Code du Travail

Article L1243-1 : Explication et Exemple

Comprendre le droit du travail simplement.

Texte Officiel
"Sauf accord des parties, le contrat de travail à durée déterminée ne peut être rompu avant l'échéance du terme qu'en cas de faute grave, de force majeure ou d'inaptitude constatée par le médecin du travail. Lorsqu'il est conclu en application du 6° de l'article L. 1242-2 , le contrat de travail à durée déterminée peut, en outre, être rompu par l'une ou l'autre partie, pour un motif réel et sérieux, dix-huit mois après sa conclusion puis à la date anniversaire de sa conclusion."

L'Explication Prémisse

En termes simples

Un CDD ne peut pas être rompu avant la date prévue sauf si l'employeur et le salarié sont d'accord. Il existe trois exceptions automatiques : la faute grave du salarié, la force majeure et l'inaptitude constatée par le médecin du travail. Pour certains CDD prévus par le 6° de l'article L.1242-2, il existe une possibilité supplémentaire : l'une ou l'autre des parties peut mettre fin au contrat pour un motif réel et sérieux après 18 mois de contrat, puis ensuite à chaque date anniversaire du contrat.

Exemple Concret

Marie est embauchée en CDD de 3 ans pour un poste prévu par le 6° de l'article L.1242-2. Au bout de 12 mois, elle et son employeur conviennent par écrit de rompre le contrat d'un commun accord : c'est légal.
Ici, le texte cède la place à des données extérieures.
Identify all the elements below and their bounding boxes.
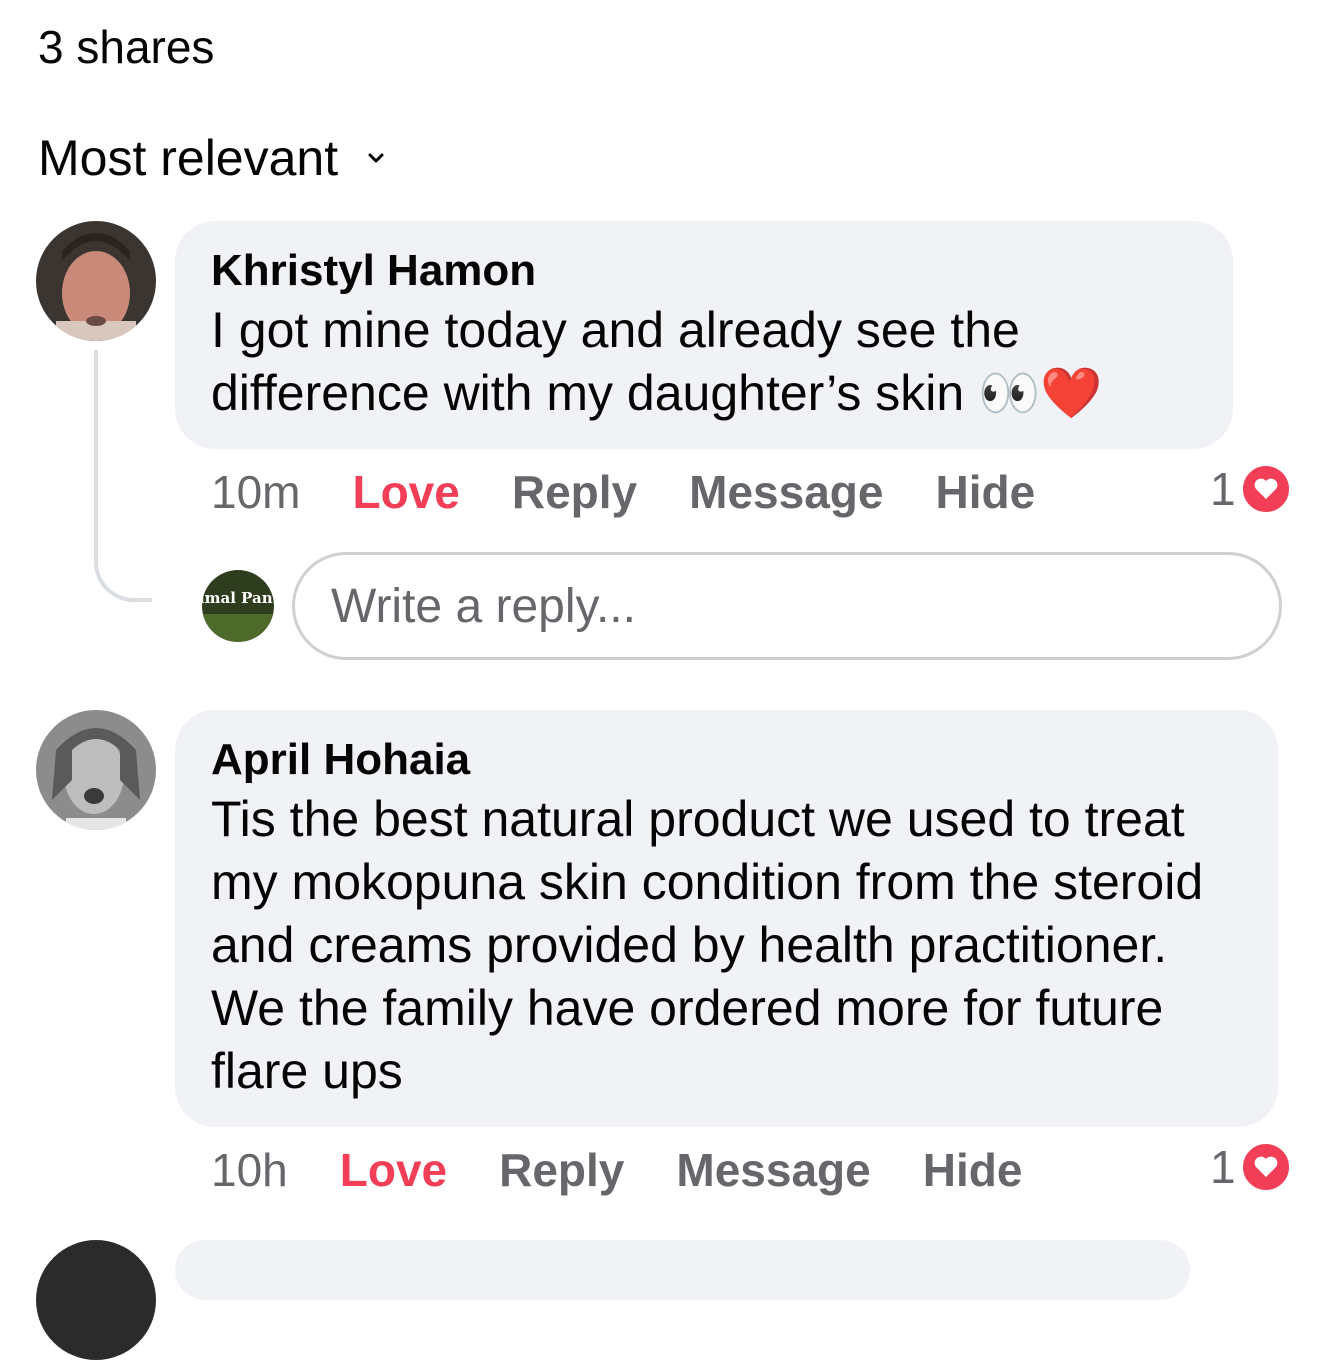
chevron-down-icon <box>368 153 384 163</box>
reaction-count: 1 <box>1210 1141 1236 1193</box>
shares-count[interactable]: 3 shares <box>38 18 214 76</box>
reply-input[interactable]: Write a reply... <box>292 552 1282 660</box>
comment-text: I got mine today and already see the dif… <box>211 302 1103 421</box>
reply-button[interactable]: Reply <box>512 465 637 519</box>
comment-author[interactable]: Khristyl Hamon <box>211 243 1197 299</box>
comment-bubble[interactable] <box>175 1240 1190 1300</box>
message-button[interactable]: Message <box>676 1143 870 1197</box>
sort-dropdown[interactable]: Most relevant <box>38 128 386 188</box>
reaction-summary[interactable]: 1 <box>1210 1140 1292 1194</box>
reaction-summary[interactable]: 1 <box>1210 462 1292 516</box>
heart-icon <box>1239 463 1292 515</box>
svg-text:Primal Pantry: Primal Pantry <box>202 589 274 607</box>
love-button[interactable]: Love <box>352 465 459 519</box>
avatar[interactable] <box>36 1240 156 1360</box>
reaction-count: 1 <box>1210 463 1236 515</box>
love-button[interactable]: Love <box>340 1143 447 1197</box>
comment-bubble[interactable]: April Hohaia Tis the best natural produc… <box>175 710 1278 1127</box>
profile-photo <box>36 221 156 341</box>
hide-button[interactable]: Hide <box>935 465 1035 519</box>
avatar[interactable] <box>36 221 156 341</box>
comment-author[interactable]: April Hohaia <box>211 732 1242 788</box>
message-button[interactable]: Message <box>689 465 883 519</box>
eyes-heart-emoji: 👀❤️ <box>978 365 1103 421</box>
comment-text: Tis the best natural product we used to … <box>211 791 1204 1099</box>
page-avatar: Primal Pantry <box>202 570 274 642</box>
comment-time[interactable]: 10h <box>211 1143 288 1197</box>
profile-photo <box>36 710 156 830</box>
hide-button[interactable]: Hide <box>923 1143 1023 1197</box>
sort-label: Most relevant <box>38 130 339 186</box>
reply-button[interactable]: Reply <box>499 1143 624 1197</box>
comment-actions: 10h Love Reply Message Hide <box>211 1142 1074 1198</box>
comment-bubble[interactable]: Khristyl Hamon I got mine today and alre… <box>175 221 1233 449</box>
avatar[interactable] <box>36 710 156 830</box>
comment-time[interactable]: 10m <box>211 465 300 519</box>
comment-actions: 10m Love Reply Message Hide <box>211 464 1087 520</box>
heart-icon <box>1239 1141 1292 1193</box>
thread-line <box>94 350 152 602</box>
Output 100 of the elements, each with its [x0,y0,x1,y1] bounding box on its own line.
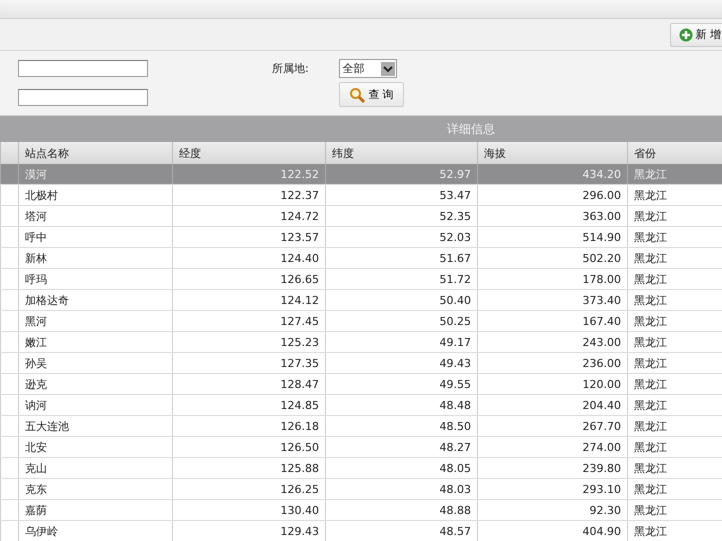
table-cell: 53.47 [326,184,478,206]
table-row[interactable]: 嘉荫 130.40 48.88 92.30 黑龙江 [0,500,722,520]
table-cell: 漠河 [18,164,172,184]
table-cell: 黑龙江 [628,310,722,332]
table-cell: 黑龙江 [628,500,722,520]
search-icon [349,86,366,102]
table-cell: 126.25 [172,478,326,500]
table-cell: 128.47 [172,374,326,394]
table-cell: 126.18 [172,416,326,436]
region-label: 所属地: [272,61,309,76]
column-header[interactable]: 站点名称 [18,142,172,164]
table-cell: 204.40 [478,394,628,416]
table-cell: 黑龙江 [628,268,722,290]
table-row[interactable]: 北极村 122.37 53.47 296.00 黑龙江 [0,184,722,206]
table-cell: 49.43 [326,352,478,374]
table-cell: 434.20 [478,164,628,184]
table-cell: 502.20 [478,248,628,268]
table-cell: 49.17 [326,332,478,352]
table-cell: 克山 [18,458,172,478]
table-cell: 黑龙江 [628,206,722,226]
table-cell: 48.27 [326,436,478,458]
table-cell: 127.35 [172,352,326,374]
table-cell: 黑龙江 [628,352,722,374]
table-cell: 48.03 [326,478,478,500]
table-cell: 125.23 [172,332,326,352]
table-cell: 514.90 [478,226,628,248]
table-cell: 黑龙江 [628,416,722,436]
table-cell: 黑河 [18,310,172,332]
table-cell: 黑龙江 [628,290,722,310]
table-cell: 50.25 [326,310,478,332]
column-header[interactable]: 省份 [628,142,722,164]
table-cell: 黑龙江 [628,226,722,248]
table-cell: 乌伊岭 [18,520,172,541]
table-cell: 167.40 [478,310,628,332]
table-cell: 296.00 [478,184,628,206]
table-row[interactable]: 五大连池 126.18 48.50 267.70 黑龙江 [0,416,722,436]
table-cell: 呼玛 [18,268,172,290]
table-row[interactable]: 嫩江 125.23 49.17 243.00 黑龙江 [0,332,722,352]
table-row[interactable]: 塔河 124.72 52.35 363.00 黑龙江 [0,206,722,226]
table-cell: 92.30 [478,500,628,520]
table-cell: 黑龙江 [628,184,722,206]
table-row[interactable]: 北安 126.50 48.27 274.00 黑龙江 [0,436,722,458]
table-cell: 124.85 [172,394,326,416]
table-cell: 52.03 [326,226,478,248]
table-cell: 274.00 [478,436,628,458]
table-row[interactable]: 加格达奇 124.12 50.40 373.40 黑龙江 [0,290,722,310]
table-cell: 讷河 [18,394,172,416]
table-cell: 293.10 [478,478,628,500]
table-cell: 126.50 [172,436,326,458]
input-field[interactable] [18,89,148,106]
table-cell: 嘉荫 [18,500,172,520]
table-cell: 孙吴 [18,352,172,374]
query-button[interactable]: 查 询 [339,82,404,107]
table-cell: 黑龙江 [628,436,722,458]
column-header[interactable]: 经度 [172,142,326,164]
table-cell: 239.80 [478,458,628,478]
table-row[interactable]: 讷河 124.85 48.48 204.40 黑龙江 [0,394,722,416]
table-cell: 127.45 [172,310,326,332]
table-cell: 黑龙江 [628,164,722,184]
table-cell: 呼中 [18,226,172,248]
table-cell: 243.00 [478,332,628,352]
add-button[interactable]: 新 增 [670,22,722,46]
table-row[interactable]: 新林 124.40 51.67 502.20 黑龙江 [0,248,722,268]
table-cell: 52.35 [326,206,478,226]
table-cell: 120.00 [478,374,628,394]
table-row[interactable]: 黑河 127.45 50.25 167.40 黑龙江 [0,310,722,332]
table-row[interactable]: 克山 125.88 48.05 239.80 黑龙江 [0,458,722,478]
table-cell: 黑龙江 [628,394,722,416]
table-cell: 嫩江 [18,332,172,352]
table-cell: 404.90 [478,520,628,541]
table-row[interactable]: 逊克 128.47 49.55 120.00 黑龙江 [0,374,722,394]
region-select[interactable]: 全部 [338,59,397,78]
table-row[interactable]: 克东 126.25 48.03 293.10 黑龙江 [0,478,722,500]
table-cell: 黑龙江 [628,458,722,478]
table-cell: 178.00 [478,268,628,290]
table-cell: 122.52 [172,164,326,184]
table-cell: 48.48 [326,394,478,416]
table-cell: 48.05 [326,458,478,478]
table-cell: 124.40 [172,248,326,268]
table-cell: 129.43 [172,520,326,541]
table-cell: 267.70 [478,416,628,436]
table-cell: 122.37 [172,184,326,206]
table-cell: 126.65 [172,268,326,290]
plus-icon [678,28,692,42]
table-cell: 51.72 [326,268,478,290]
table-row[interactable]: 孙吴 127.35 49.43 236.00 黑龙江 [0,352,722,374]
table-cell: 125.88 [172,458,326,478]
table-cell: 逊克 [18,374,172,394]
column-header[interactable]: 纬度 [326,142,478,164]
table-cell: 克东 [18,478,172,500]
table-row[interactable]: 乌伊岭 129.43 48.57 404.90 黑龙江 [0,520,722,541]
input-field[interactable] [18,60,148,77]
table-cell: 49.55 [326,374,478,394]
column-header[interactable]: 海拔 [478,142,628,164]
table-cell: 48.50 [326,416,478,436]
table-cell: 加格达奇 [18,290,172,310]
table-row[interactable]: 呼中 123.57 52.03 514.90 黑龙江 [0,226,722,248]
table-row[interactable]: 呼玛 126.65 51.72 178.00 黑龙江 [0,268,722,290]
dropdown-icon [380,62,395,76]
table-cell: 52.97 [326,164,478,184]
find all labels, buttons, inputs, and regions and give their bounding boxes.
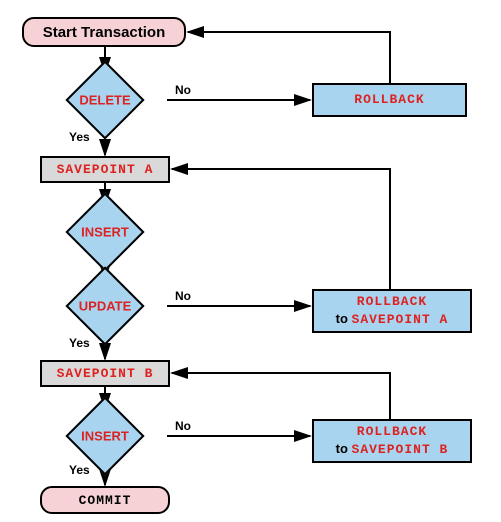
node-rollback-savepoint-b: ROLLBACK to SAVEPOINT B: [312, 419, 472, 463]
rollback-a-line1: ROLLBACK: [357, 294, 427, 310]
node-rollback-savepoint-a: ROLLBACK to SAVEPOINT A: [312, 289, 472, 333]
rollback-a-line2: to SAVEPOINT A: [336, 311, 449, 328]
label-insert2-no: No: [175, 419, 191, 433]
commit-label: COMMIT: [79, 493, 132, 508]
rollback-label: ROLLBACK: [354, 92, 424, 108]
rollback-b-line2: to SAVEPOINT B: [336, 441, 449, 458]
node-start-transaction: Start Transaction: [22, 17, 186, 47]
label-insert2-yes: Yes: [69, 463, 90, 477]
label-delete-yes: Yes: [69, 130, 90, 144]
node-commit: COMMIT: [40, 486, 170, 514]
node-savepoint-b: SAVEPOINT B: [40, 360, 170, 387]
rollback-b-line1: ROLLBACK: [357, 424, 427, 440]
savepoint-b-label: SAVEPOINT B: [57, 366, 154, 381]
node-savepoint-a: SAVEPOINT A: [40, 156, 170, 183]
label-update-yes: Yes: [69, 336, 90, 350]
label-update-no: No: [175, 289, 191, 303]
node-rollback: ROLLBACK: [312, 83, 467, 117]
savepoint-a-label: SAVEPOINT A: [57, 162, 154, 177]
label-delete-no: No: [175, 83, 191, 97]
Au bout de 19 mois, l'employeur constate des manquements professionnels réitérés et dûment documentés ; il peut alors rompre le CDD pour motif réel et sérieux (procédure et justification nécessaires) car la clause des 18 mois est dépassée. En revanche, si l'employeur avait congédié Marie au 8e mois sans accord et sans faute grave, force majeure ou inaptitude, la rupture serait illicite et pourrait entraîner des dommages et intérêts.

Points Clés à Retenir
  • Principe : le CDD est ferme jusqu'au terme sauf accord écrit des deux parties.
  • Exceptions permettant une rupture anticipée : faute grave, force majeure, inaptitude constatée par le médecin du travail.
  • La faute grave permet une rupture immédiate sans préavis ; la force majeure est un événement extérieur et imprévisible rendant impossible la continuation du contrat.
  • L'inaptitude doit être constatée par le médecin du travail ; l'employeur doit respecter les obligations liées à la visite et, le cas échéant, aux recherches de reclassement.
  • Cas particulier (article L.1242-2, 6°) : possibilité de rompre pour un motif réel et sérieux après 18 mois, puis à chaque date anniversaire (applique une exigence de réalité et de sérieux du motif).
  • La notion de "motif réel et sérieux" est moins exigeante que la faute grave mais doit être justifiée et documentée pour éviter un litige.
  • Rupture illicite du CDD : le salarié peut demander des dommages et intérêts (rémunération jusqu'au terme, indemnités) ou la requalification selon les cas.
  • Un accord amiable (transaction ou rupture conventionnelle adaptée au CDD) évite le contentieux si les deux parties sont d'accord.
  • Avant toute décision de rupture pour inaptitude ou motif disciplinaire, il est recommandé de se faire conseiller (juridique/ressources humaines) et de respecter les procédures formelles afin de limiter les risques de contestation.